One of EAST's constituent groups, the Campaign for the Protection of Rural Essex, said that the meeting in a marquee at the Wheatsheaf pub, near the existing highway, decided that neither the Government nor Essex County Council was doing enough to reduce traffic or speed.

CPRE said: "The outcome can only be changed by the ECC reviewing its decision to build a new motorway and proposing instead bypasses for the communities affected.

"To do this, it will be necessary for the general public to make their views known by writing to the ECC."

Jimmy Johns, for the Gorse Wood protest camp set up at Rettendon to oppose any construction work, said after the meeting: "Take a look at the bigger picture, such as planned road schemes in the north of the county. It becomes apparent that this road forms part of a new outer M25 orbital road.

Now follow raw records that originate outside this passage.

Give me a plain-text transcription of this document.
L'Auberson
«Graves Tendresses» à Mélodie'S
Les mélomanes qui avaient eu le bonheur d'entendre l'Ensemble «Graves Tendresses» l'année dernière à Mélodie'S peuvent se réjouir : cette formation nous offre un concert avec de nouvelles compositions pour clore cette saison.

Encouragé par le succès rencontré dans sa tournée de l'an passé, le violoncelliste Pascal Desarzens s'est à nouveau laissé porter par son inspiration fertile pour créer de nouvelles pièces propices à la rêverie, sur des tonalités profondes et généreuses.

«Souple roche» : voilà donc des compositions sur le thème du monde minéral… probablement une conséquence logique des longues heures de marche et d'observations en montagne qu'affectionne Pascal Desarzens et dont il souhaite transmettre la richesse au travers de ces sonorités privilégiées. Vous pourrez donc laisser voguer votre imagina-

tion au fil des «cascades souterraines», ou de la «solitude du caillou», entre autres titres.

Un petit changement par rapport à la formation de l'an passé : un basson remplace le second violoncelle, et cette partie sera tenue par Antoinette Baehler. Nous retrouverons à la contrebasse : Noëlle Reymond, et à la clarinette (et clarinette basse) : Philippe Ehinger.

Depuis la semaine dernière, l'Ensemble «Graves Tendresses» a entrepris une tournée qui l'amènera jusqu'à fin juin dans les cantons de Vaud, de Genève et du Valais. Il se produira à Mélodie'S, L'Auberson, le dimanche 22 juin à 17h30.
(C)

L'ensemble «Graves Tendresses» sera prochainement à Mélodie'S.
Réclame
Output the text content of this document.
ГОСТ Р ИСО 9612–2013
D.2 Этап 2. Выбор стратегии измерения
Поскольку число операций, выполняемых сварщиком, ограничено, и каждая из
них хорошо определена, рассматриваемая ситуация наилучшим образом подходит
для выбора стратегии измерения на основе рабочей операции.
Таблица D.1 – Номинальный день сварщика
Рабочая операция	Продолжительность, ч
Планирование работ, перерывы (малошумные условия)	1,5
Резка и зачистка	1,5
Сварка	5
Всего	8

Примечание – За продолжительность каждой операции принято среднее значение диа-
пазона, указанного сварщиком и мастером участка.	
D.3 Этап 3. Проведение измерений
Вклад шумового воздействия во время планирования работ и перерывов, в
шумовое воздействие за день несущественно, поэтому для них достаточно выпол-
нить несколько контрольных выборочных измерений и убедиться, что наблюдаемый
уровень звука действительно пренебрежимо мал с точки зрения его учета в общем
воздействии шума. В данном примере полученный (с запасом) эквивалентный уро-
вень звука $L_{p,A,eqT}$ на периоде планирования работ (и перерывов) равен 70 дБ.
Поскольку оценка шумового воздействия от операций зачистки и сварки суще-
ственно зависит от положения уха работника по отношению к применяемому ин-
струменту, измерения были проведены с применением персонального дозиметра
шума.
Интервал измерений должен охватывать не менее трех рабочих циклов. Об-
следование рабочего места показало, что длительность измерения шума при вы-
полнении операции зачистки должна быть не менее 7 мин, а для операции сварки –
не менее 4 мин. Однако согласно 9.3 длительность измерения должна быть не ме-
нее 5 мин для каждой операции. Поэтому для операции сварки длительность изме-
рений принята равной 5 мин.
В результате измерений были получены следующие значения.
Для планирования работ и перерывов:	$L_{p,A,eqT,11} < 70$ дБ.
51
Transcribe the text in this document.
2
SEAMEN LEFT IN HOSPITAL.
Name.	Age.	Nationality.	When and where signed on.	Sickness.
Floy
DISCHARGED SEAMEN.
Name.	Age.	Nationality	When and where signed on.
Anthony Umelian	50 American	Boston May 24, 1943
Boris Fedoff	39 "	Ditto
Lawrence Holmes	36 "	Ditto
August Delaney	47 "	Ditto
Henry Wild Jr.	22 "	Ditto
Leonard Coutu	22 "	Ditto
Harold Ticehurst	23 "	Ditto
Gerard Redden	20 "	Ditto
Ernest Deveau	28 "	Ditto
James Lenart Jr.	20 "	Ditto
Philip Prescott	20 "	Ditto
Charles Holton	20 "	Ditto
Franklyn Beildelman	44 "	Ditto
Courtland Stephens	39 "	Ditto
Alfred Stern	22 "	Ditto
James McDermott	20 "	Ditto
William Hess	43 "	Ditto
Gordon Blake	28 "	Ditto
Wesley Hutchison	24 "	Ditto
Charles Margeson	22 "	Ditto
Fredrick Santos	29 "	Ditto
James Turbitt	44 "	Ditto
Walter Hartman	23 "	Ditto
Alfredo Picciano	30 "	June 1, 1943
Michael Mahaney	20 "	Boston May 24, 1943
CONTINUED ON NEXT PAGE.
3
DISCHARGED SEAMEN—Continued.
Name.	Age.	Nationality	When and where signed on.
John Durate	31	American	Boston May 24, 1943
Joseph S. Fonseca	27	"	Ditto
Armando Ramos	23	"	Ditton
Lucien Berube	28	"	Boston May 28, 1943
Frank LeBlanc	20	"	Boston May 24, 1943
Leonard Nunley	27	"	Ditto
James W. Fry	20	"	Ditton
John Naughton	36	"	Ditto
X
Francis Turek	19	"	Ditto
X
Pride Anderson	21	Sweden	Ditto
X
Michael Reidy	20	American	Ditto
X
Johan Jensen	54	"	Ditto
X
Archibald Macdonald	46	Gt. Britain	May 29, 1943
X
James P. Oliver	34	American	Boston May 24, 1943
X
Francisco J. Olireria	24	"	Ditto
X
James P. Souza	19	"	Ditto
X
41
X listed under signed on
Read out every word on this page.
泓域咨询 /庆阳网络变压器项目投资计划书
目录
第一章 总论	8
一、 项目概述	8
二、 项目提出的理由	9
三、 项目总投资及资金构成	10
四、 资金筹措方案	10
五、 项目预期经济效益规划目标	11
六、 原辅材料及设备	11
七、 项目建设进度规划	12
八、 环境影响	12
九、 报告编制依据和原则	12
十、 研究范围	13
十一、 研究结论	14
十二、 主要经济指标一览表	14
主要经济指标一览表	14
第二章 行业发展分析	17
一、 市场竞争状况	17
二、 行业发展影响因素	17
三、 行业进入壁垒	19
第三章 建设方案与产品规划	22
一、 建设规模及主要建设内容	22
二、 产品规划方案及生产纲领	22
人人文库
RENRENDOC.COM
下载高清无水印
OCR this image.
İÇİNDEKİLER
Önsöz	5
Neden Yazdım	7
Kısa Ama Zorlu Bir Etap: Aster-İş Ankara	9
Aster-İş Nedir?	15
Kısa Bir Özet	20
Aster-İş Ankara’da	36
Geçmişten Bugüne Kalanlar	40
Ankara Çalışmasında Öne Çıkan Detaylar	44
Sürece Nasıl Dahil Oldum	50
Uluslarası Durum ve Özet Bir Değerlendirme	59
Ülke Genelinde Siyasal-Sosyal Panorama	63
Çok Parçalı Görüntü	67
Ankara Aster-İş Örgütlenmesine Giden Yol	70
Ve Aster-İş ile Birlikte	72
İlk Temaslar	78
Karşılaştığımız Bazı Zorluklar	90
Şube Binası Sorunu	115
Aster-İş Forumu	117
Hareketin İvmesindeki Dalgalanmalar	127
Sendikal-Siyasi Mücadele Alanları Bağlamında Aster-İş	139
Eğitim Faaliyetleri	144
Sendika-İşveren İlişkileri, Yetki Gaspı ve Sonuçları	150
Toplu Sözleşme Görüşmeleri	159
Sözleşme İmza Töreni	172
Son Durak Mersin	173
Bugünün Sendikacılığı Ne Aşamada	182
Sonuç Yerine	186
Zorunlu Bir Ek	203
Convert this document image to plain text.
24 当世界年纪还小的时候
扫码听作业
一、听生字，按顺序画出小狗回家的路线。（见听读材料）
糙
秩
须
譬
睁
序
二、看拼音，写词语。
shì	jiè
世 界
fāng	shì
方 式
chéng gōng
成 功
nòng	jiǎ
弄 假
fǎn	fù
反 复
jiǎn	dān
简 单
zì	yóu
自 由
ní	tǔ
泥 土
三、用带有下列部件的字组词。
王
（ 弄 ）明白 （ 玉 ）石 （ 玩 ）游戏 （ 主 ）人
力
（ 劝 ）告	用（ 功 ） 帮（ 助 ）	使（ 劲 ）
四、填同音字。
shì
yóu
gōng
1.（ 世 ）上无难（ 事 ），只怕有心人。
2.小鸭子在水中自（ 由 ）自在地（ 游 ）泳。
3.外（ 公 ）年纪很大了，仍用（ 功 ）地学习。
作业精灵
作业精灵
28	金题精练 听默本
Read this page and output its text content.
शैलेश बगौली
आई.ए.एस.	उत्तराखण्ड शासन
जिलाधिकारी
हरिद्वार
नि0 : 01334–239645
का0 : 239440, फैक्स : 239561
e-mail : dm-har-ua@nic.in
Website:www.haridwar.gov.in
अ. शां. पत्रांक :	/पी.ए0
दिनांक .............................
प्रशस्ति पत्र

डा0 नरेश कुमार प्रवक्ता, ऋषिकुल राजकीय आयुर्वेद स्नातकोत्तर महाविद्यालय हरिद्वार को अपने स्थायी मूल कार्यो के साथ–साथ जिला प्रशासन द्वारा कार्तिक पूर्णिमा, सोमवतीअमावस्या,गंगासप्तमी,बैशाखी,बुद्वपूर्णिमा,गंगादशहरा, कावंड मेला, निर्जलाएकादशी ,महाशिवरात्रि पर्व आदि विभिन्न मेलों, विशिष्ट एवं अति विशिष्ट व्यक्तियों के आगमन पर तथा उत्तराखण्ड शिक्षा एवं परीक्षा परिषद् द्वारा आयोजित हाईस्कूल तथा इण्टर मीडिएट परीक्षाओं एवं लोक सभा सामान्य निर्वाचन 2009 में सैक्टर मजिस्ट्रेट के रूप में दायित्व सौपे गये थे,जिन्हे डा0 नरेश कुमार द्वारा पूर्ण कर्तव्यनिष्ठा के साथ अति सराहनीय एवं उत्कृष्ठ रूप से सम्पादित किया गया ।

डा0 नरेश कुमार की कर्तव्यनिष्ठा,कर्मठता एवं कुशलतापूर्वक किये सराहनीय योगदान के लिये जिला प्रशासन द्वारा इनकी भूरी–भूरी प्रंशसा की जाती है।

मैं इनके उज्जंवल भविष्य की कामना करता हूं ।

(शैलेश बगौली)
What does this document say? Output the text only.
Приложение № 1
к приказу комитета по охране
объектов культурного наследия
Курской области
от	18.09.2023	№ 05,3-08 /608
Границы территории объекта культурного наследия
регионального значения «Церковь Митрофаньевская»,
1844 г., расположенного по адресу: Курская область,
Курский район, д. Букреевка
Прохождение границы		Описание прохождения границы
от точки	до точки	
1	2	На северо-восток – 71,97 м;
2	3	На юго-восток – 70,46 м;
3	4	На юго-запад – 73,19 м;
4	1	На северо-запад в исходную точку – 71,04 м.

"Why should the people of Essex be lumbered with the nation's transport crisis?"

He said that people at the meeting lived along the existing A130, in places such as Rettendon, Rawreth and Shotgate.

A working group has been set up to plan the campaign against the £92 million new road.

Friends of the Earth Essex spokeswoman Paula Whitney said: "I thought we were in the lions' den, but no one from the locality was in support of the new road.

"We are pressing for better north-south rail links. In the past, trains from Southend have been able to go on to Chelmsford and Colchester by the driver changing ends at Shenfield, and taking the train on to the Chelmsford line."

Rettendon Chelmsford borough councillor John Little said that he and most local people could not wait for the new road, and resented suggestions of further delays.

"I have great feeling for the village and I want to see the deaths and injuries on the existing main road to come to an end as quickly as possible," he said.